Cagliari, en Vie mode d’emploi, façon Perec.
Passions imaginaires, amours ancillaires, rêveries sentimentales ou réalité sexuelle, on en est tourneboulé, comme « sens dessus dessous », dans ce récit plein de jolies extravagances.
A Caligliari, Alice, une romancière solitaire et candide au physique insignifiant, qui tombe amoureuse du fils de M. Johnson, vit à l’étage intermédiaire entre deux voisins qui ne manquent pas de sel. M. Johnson, violoniste virtuose septuagénaire, fringué comme l’as de pique, occupe un appartement irrésistible qui donne sur le port de la Marina. De loin, il porte beau, mais, de plus près, il paraît vaguement négligé, ses poches sont déchirées et il ne sent pas la rose. Ces détails font flancher la charmante Anna, divorcée, incorrigible romantique, qui habite un entresol quasi insalubre, privé de lumière, avec sa fille Natasha un peu farouche ; cette dernière se ronge les sangs à propos des déboires amoureux de sa mère et des infidélités imaginaires de son fiancé. Un jour cuisinière, un autre chanteuse, Anna sert à Johnson désormais de femme de ménage, couturière, dame de compagnie, et plus si affinités pour les beaux yeux du musicien. Depuis que la parvenue Mme Johnson a quitté le domicile, il s’est clochardisé, sentimentalement aussi. Anna ne tarde pas à repérer des revues porno cachées dans son étui à violon. Elle joue le jeu, se met à porter des dessous chics, rêve d’une nouvelle vie avec le grand artiste du dernier étage.

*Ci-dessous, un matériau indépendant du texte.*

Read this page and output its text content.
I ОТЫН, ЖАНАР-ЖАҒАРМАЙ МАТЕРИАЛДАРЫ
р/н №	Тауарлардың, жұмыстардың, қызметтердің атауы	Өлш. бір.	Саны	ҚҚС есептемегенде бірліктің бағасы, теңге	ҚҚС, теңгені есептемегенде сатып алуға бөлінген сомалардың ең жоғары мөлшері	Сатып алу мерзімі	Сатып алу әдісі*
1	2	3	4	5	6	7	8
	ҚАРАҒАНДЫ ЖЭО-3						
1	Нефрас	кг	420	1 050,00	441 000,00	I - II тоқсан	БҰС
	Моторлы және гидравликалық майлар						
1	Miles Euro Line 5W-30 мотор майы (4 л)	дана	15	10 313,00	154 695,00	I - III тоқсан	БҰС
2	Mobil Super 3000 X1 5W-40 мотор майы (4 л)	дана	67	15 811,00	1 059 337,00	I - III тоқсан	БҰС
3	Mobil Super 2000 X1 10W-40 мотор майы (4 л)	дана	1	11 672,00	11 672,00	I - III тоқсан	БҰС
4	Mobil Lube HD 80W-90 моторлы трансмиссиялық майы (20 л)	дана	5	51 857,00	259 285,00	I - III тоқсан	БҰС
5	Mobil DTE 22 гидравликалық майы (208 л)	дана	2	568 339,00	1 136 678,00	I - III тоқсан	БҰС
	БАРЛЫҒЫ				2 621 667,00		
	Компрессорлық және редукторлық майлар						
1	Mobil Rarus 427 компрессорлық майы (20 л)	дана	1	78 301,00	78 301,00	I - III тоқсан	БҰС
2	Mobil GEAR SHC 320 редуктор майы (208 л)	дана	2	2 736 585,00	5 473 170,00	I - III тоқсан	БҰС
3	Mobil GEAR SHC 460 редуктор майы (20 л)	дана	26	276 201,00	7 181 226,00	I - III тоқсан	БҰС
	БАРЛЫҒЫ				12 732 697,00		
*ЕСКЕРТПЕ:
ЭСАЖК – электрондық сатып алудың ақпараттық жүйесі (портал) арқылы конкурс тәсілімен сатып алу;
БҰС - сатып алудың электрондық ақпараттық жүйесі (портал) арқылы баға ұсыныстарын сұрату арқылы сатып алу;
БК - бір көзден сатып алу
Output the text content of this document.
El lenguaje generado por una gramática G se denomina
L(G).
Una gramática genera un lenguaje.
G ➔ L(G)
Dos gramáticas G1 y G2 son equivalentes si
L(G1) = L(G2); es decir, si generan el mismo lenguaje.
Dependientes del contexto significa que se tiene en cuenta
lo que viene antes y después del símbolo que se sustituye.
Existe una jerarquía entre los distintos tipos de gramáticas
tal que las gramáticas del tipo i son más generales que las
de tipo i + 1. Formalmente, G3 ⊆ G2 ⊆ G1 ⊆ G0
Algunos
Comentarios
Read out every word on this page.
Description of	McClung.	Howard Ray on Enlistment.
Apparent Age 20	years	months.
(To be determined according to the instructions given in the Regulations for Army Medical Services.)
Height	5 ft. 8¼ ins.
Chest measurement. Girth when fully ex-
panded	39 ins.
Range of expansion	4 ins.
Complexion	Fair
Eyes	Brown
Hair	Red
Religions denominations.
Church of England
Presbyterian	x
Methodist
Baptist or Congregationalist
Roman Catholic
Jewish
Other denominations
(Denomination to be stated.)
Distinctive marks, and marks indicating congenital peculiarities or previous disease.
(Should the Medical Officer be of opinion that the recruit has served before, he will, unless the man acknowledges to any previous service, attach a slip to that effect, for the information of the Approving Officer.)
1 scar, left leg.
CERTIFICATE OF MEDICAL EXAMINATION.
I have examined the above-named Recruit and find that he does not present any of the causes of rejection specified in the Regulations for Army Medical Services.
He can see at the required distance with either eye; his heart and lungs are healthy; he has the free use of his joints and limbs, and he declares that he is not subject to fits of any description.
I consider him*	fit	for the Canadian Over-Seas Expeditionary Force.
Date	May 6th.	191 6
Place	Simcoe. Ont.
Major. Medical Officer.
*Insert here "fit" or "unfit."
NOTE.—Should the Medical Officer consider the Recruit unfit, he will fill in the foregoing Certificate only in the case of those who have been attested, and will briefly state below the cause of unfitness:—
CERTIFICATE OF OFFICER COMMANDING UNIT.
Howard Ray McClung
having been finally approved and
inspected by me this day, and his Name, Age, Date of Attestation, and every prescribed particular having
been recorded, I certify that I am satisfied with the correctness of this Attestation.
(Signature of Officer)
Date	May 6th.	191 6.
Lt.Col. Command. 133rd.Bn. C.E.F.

Mais n’est-ce pas Alice – de père suicidé et éloignée d’une mère devenue cinglée – qui tire les ficelles de cette comédie humaine dont les habitants de l’immeuble qui refusent de vivre comme les autres, seraient de simples marionnettes ? Alice s’invente son intime pays des merveilles. La spécialité de l’immeuble, ce sont les amours rêvées, compliquées, avortées, empêchées, décalées. Heureusement que la narratrice Alice est là pour corriger de sa plume pleine de grâce communicative ce que le réel pourrait avoir de trop convenu ou de trop déprimant.